Dihubungi terpisah, Pengamat Ekonomi dari Universitas Katolik Atmajaya Jakarta, Yohanes B Suhartoko, mengatakan harus diakui kemampuan APBN sebagai shock absorber akan melemah karena defisit APBN akan kembali ke maksimum tiga persen produk domestik bruto (PDB).

Namun demikian, masih bisa dioptimalkan dengan cara realokasi anggaran ke pos-pos yang mendorong pertumbuhan ekonomi jangka pendek baik dari sisi mendorong permintaan agregat maupun penawaran agregat.

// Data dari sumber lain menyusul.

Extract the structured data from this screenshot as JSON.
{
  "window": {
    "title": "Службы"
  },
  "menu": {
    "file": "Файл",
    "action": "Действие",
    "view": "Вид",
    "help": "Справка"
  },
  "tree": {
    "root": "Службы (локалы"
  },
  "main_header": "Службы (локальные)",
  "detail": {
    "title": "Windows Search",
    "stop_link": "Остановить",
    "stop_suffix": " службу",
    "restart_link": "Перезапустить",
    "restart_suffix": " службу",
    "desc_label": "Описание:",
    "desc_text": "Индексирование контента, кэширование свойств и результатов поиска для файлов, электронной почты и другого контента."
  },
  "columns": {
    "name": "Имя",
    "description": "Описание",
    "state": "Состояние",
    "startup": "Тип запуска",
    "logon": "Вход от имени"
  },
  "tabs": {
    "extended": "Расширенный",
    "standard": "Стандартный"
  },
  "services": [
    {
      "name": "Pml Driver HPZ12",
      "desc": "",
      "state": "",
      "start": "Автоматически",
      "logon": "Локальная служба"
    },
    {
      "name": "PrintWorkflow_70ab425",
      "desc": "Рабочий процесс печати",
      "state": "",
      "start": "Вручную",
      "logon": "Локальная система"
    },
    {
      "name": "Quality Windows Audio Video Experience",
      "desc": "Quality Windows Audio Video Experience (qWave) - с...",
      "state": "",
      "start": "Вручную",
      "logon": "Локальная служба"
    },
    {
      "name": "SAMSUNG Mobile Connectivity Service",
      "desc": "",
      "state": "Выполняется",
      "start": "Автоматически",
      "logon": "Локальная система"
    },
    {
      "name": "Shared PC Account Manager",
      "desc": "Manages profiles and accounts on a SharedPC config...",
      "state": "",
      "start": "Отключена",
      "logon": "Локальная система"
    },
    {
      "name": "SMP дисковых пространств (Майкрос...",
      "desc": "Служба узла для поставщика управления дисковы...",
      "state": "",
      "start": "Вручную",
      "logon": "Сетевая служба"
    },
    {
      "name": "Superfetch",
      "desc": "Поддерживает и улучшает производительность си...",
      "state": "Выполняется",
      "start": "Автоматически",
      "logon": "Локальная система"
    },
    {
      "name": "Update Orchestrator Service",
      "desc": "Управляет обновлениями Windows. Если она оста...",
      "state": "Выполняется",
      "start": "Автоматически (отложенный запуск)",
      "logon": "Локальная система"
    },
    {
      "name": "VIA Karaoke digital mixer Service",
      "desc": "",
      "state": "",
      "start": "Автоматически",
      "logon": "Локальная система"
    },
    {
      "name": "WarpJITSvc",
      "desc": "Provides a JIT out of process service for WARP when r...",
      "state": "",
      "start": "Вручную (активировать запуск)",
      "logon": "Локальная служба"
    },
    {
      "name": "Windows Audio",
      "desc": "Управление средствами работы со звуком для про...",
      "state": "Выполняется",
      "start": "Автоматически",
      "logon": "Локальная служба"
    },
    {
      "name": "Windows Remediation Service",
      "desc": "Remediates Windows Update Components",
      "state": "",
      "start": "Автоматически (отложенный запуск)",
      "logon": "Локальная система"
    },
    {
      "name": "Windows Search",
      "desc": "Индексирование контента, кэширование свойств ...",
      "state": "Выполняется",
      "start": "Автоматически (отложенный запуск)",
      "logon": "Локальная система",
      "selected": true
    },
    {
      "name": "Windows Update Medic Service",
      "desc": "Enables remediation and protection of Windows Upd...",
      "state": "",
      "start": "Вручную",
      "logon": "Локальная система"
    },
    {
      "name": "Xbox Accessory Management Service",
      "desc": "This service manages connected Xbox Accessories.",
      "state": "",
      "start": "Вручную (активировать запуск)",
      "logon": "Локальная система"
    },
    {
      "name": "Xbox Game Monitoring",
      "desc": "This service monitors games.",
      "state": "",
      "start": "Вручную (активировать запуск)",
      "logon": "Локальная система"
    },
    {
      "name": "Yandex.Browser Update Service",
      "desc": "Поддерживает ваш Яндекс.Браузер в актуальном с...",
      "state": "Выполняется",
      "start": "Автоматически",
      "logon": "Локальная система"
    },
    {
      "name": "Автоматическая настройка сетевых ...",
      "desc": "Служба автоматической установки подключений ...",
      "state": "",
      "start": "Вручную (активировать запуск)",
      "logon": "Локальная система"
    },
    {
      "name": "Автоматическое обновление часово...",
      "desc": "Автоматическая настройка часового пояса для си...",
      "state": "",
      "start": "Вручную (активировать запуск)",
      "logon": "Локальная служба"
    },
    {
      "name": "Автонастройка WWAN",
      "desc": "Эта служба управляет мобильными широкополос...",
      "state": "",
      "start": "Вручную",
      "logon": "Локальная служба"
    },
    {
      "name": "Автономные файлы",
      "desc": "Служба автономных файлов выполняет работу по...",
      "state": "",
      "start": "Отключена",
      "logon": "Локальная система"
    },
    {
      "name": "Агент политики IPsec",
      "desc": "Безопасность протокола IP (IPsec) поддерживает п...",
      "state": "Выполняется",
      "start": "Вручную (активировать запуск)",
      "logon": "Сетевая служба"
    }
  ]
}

Selain itu, pengalaman penggunaan anggaran kementerian dan lembaga saat ini biasanya terjadi pada akhir akhir tahun anggaran. "Ini menunjukkan bahwa kementerian dan lembaga tidak mempunyai perencanaan yang matang, sense of crisis-nya rendah," tegas Suhartoko.

Oleh karena itu, implementasi penggunaan anggaran perlu dipikirkan sejak dini. Kalau perencanaan sudah lebih baik, tinggal memperkuat pengawasan guna mengurangi kebocoran agar fungsi APBN sebagai shock absorber semakin efektif dan efisien.

Sementara itu, Pakar Ekonomi dari Universitas Surabaya (Ubaya), Wibisono Hardjopranoto, mengatakan APBN sebagai peredam kejut di tengah potensi pelemahan ekonomi sudah merupakan salah satu fungsi pokok anggaran yaitu stabilisasi.

"Artinya, APBN digunakan untuk menjaga keseimbangan ekonomi di masyarakat melalui intervensi untuk mencegah inflasi. Dengan ancaman resesi, APBN bisa disalurkan ke masyarakat dengan berbagai macam cara, baik bansos, bantuan kesehatan, hingga program padat karya guna menekan pengangguran sekaligus menjaga daya beli masyarakat," kata Wibisono.